Police prédictive

Au tour des Grisons de vouloir prévenir les crimes à l'aide d'algorithmes

par Maximilian Schenner (traduction/adaptation ICTjournal)

Le conseil d'Etat des Grisons veut mettre en place une gestion cantonale des menaces pour prévenir la criminalité. Des logiciels de «Predictive Policing» devraient être utilisés à cet effet. Alors que des outils de ce type sont déjà employés dans une grande partie de la Suisse, des experts questionnent leur efficacité et leur éthique.

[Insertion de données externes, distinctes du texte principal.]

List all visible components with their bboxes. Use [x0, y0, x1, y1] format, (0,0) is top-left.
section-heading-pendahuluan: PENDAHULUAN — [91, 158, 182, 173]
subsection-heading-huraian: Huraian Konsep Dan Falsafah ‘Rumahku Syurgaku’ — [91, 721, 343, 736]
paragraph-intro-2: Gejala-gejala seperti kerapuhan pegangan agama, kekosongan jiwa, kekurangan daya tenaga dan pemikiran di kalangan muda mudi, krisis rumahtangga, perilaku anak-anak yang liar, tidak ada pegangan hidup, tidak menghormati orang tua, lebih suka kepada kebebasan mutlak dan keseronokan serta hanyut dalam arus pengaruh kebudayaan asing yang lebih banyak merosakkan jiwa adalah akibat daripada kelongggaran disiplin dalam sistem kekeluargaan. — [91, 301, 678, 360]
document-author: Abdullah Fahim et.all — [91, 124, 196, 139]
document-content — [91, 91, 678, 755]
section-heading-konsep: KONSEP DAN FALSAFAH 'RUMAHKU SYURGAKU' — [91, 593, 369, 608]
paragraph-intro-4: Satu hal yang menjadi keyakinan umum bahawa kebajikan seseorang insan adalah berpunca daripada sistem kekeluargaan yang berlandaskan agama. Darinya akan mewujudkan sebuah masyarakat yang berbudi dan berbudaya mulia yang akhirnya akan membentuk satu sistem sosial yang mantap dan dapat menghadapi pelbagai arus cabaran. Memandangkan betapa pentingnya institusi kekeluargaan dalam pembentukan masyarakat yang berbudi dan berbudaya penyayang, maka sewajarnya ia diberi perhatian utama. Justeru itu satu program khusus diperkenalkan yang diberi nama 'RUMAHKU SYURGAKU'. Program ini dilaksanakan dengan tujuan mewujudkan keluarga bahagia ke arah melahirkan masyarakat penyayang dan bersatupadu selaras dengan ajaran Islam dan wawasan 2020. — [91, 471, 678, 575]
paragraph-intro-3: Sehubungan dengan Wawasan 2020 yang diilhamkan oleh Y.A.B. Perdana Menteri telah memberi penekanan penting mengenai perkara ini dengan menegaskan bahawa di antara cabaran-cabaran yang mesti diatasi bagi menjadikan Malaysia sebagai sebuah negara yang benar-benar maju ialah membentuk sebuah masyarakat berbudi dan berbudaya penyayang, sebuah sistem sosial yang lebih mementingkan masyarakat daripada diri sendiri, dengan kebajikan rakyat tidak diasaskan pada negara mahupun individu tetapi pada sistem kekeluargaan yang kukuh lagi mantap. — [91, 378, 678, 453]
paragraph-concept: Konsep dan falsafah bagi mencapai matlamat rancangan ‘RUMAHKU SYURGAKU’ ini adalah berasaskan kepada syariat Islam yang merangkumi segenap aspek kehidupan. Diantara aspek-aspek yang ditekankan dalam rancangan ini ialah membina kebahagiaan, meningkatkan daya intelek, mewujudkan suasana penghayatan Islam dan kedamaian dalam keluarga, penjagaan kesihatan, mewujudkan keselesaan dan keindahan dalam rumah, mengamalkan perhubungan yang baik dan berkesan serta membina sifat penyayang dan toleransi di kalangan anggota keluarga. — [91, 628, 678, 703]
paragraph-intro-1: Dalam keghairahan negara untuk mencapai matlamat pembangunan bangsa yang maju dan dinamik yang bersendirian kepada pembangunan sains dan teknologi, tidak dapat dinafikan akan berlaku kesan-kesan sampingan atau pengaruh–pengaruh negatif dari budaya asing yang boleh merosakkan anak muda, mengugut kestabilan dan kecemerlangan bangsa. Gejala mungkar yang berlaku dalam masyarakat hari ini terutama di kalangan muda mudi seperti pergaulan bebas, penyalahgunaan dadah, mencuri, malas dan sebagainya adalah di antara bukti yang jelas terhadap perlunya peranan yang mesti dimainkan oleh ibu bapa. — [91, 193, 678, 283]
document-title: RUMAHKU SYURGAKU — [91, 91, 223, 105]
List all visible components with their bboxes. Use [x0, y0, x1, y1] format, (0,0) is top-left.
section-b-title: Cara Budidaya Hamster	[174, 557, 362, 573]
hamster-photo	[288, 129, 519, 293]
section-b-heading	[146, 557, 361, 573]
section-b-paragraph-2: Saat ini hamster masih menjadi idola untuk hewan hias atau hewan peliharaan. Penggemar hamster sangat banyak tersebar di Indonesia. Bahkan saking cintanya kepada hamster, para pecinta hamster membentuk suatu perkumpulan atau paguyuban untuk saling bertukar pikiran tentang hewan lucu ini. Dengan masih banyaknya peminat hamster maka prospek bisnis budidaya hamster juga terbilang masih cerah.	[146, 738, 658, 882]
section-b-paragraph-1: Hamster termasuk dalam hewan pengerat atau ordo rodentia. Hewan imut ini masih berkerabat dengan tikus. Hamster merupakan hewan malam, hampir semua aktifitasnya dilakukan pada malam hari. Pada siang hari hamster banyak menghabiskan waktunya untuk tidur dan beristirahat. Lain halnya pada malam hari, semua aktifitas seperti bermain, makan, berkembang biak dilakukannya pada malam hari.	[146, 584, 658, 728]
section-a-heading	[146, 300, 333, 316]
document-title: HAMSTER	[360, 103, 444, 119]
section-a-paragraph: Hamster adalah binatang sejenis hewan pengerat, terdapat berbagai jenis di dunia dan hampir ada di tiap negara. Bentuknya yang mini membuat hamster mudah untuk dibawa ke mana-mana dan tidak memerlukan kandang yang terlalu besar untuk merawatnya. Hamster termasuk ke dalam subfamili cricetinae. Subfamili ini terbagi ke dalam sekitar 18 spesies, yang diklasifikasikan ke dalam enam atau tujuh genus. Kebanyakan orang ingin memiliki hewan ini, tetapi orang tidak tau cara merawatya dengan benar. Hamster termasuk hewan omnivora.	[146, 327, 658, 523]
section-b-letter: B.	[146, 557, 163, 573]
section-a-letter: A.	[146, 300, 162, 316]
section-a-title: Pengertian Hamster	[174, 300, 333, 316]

(Source: RaphiD / Pixabay)
(Source: RaphiD / Pixabay)

L’Etat des Grisons veut utiliser des logiciels pour prévenir les délits. Un projet au cœur de la gestion cantonale des menaces, dont le canton annonce la mise en place dans un communiqué. L'objectif annoncé est de «percevoir à temps les évolutions dangereuses des individus, de les évaluer et, le cas échéant, d'intervenir contre ceux-ci». Outre la violence domestique et le harcèlement, le programme vise également les menaces contre les écoles, l'administration ou d'autres institutions ainsi que l'extrémisme violent et la radicalisation, selon les déclarations du canton. Le gouvernement grison aurait déjà approuvé la mise en place du projet.

Ce qui, à première vue, rappelle la surveillance stricte en République populaire de Chine ou le film «Minority Report», n'est pas une nouveauté en Suisse. Dans de nombreux cantons, la police utilise déjà des outils de ce type pour réprimer différents délits. Mais le succès serait limité, selon un rapport de juillet 2022 d’AlgorithmWatch.

L’efficacité de Precobs remise en question

Dans les cantons de Zurich, d’Argovie et de Bâle-Campagne, les algorithmes du logiciel Precobs sont ainsi utilisés depuis 2013 déjà. La solution, qui soutient la police pour la prévention des cambriolages, se base sur les données des délits passés et sur l'hypothèse que les cambrioleurs opèrent souvent plusieurs fois dans des zones délimitées. Les autorités peuvent dès lors augmenter la présence policière dans ces zones. Pour quelle efficacité? Si le nombre de cambriolages a effectivement diminué dans les trois cantons équipés de Precobs depuis leur introduction, c’est toutefois aussi le cas dans tous les autres cantons, indique AlgorithmWatch. A Zurich et en Argovie, le recul est même inférieur à la moyenne nationale. On peut donc se demander si et dans quelle mesure la technologie est responsable de cette réduction.

Inoffensifs mais classés dangereux par un logiciel

Dyrias, un logiciel de prévention de la violence domestique, est utilisé dans six cantons (Glaris, Lucerne, Schaffhouse, Soleure, Thurgovie et Zurich). Il se base sur un questionnaire que remplissent les policiers sur les auteurs potentiels de violences. L'outil classe les suspects sur une échelle de 1 (inoffensif) à 5 (dangereux). Selon un rapport de la SRF de 2018, Dyrias aurait ainsi classé environ 3000 personnes comme dangereuses. Le nombre total de personnes examinées est incertain. Les fournisseurs de logiciels indiquent que huit délinquants potentiels sur dix sont correctement classés comme dangereux. Toutefois, le taux d'attribution erronée serait très élevé: six individus prétendument dangereux sur dix auraient en fait dû être classés comme inoffensifs, selon AlgorithmWatch.

Saint-Gall veut aussi s'y mettre

Le canton de Saint-Gall a récemment fait savoir qu'il souhaitait intégrer la police prédictive dans la loi cantonale sur la police. Pourquoi de tels systèmes sont-ils si répandus malgré leur potentiel d'erreur? En premier lieu en raison de leur opacité, de l’avis d’AlgorithmWatch. La société en sait généralement très peu sur des outils comme Precobs ou Dyrias. De plus, les personnes reconnues coupables n'ont souvent pas les moyens financiers de contester la nature de l'accusation.

AlgorithmWatch exprime en outre des réserves d'ordre éthique. «Ces systèmes pourraient empêcher les gens d'exercer leurs droits et les inciter à changer de comportement», déclare l'organisation en citant le chercheur Moritz Büchi de l'université de Zurich.